They called him Marcello after the Italian movie star. His sculpture of a face attracted all sorts of humans, an ample supply of friends, male and female. Whether these friendships were genuine or not, he ultimately cared little. His’ was a disciplined beauty. Ugliness nauseated him. He couldn’t stand amateurish tailoring, unkempt hair, the sloth of disheveled clothes. He came out of the war feeling unclean, inside and out. Not morally unclean, literally unclean. His body a deteriorated organism, the brightness of his beauty dulled. No amount of scrubbing, he believed, could erase the sight of war or restore the years he’d lost. He had never strained for heroism, he had left the heroism to others. Mostly, he had spent the war dropping his weapon and running away. He had survived thanks to his common sense and his looks, which stunned even the enemy. Surrounded by the threat of instant death, the symmetry of his face acted like a palliative. Instead of a bullet to the head the enemy offered him cigarettes and water, made halting conversation.
Those who had known him before said, yes, war had changed his beauty, but it had rendered it more heart stopping still. That cold glaze had intensified, now he looked unattainable. After the war, Comrade Marcello selected his clothes with redoubled rigor, tended to his hair, his nails, his eyebrows, his skin, with the gravity he had applied to surviving. He trained, in secret, doing ballet exercises to achieve the elongated muscles that the narrow suits he preferred required. Single-breasted, on occasion double-breasted, cut from exquisite materials, linen for summer, a blend of cashmere and pashmina for winter, silk for special occasions. He accumulated hundreds of these bespoke suits, sown in Naples by a deaf tailor he had never met. Every year the tailor received Marcello’s updated measurements, and in more than a decade of delivering suits, the tailor had never expressed interest in the identity of this lucrative customer.
Comrade Marcello wore the suits in the privacy of his mansion, a dove blue behemoth of two floors and twenty rooms. He welcomed the women, sharp in his impeccable suits, revelling in their admiration. He knew the women didn’t pose a risk, their silence was a foregone conclusion.
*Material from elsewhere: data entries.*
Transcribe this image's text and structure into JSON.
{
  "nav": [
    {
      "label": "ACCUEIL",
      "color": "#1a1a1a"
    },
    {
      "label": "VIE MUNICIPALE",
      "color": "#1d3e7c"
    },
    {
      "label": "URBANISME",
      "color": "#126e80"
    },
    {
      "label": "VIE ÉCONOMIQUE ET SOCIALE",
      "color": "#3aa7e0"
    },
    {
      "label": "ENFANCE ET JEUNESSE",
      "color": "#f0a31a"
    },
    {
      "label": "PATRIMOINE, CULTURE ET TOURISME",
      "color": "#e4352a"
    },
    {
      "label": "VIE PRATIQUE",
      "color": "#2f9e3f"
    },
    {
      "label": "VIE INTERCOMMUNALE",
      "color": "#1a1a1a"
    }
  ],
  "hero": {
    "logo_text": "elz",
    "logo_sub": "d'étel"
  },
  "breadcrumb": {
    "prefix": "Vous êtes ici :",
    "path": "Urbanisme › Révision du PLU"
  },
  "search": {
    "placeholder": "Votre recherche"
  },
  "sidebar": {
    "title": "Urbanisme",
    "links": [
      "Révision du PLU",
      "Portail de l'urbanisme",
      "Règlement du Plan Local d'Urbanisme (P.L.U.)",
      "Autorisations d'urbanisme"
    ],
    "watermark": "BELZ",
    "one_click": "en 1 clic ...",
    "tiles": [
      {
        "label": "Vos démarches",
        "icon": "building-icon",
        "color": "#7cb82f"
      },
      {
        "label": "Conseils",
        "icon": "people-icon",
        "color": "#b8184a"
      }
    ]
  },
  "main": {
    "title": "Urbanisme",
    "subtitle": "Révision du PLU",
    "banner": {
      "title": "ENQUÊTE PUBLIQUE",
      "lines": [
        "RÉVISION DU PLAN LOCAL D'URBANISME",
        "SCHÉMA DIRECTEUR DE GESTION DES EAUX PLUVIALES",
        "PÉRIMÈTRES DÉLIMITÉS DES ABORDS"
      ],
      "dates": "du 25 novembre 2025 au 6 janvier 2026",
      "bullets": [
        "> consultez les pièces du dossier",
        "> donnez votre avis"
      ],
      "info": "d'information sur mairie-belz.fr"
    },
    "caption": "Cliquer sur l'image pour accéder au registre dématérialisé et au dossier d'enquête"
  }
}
He liked to cruise the Capital in his government supplied motorcar, scouting the sidewalks for prey. A shapely leg, an intriguing back, an elegant neck. When a woman caught his fancy, he signaled his driver in the rear view mirror and his driver slowed the car. They came freely, the women, flattered and unsuspecting, and prior to beating them in the basement, he lectured them about femininity in his tastefully decorated living-room.
He told them he perfectly understood on an intellectual level their drive for emancipation, their desire to stand equal with men. But though he understood it, he couldn’t encourage it. He quoted the Romantic ballet as the ideal embodiment of woman, the soft, mysteriousness of the romantic ballerina who lived for man’s love and in its absence had exactly two choices, death or insanity. Women who grasped for power were doomed. They robbed themselves of the only quality that mattered, their femininity. They mistook their true nature, which was to yield, to flow like water. He talked about the travesty of women trying to exert willpower like men, instead of moulding their desires to the granite of male superiority. Such women disgusted him.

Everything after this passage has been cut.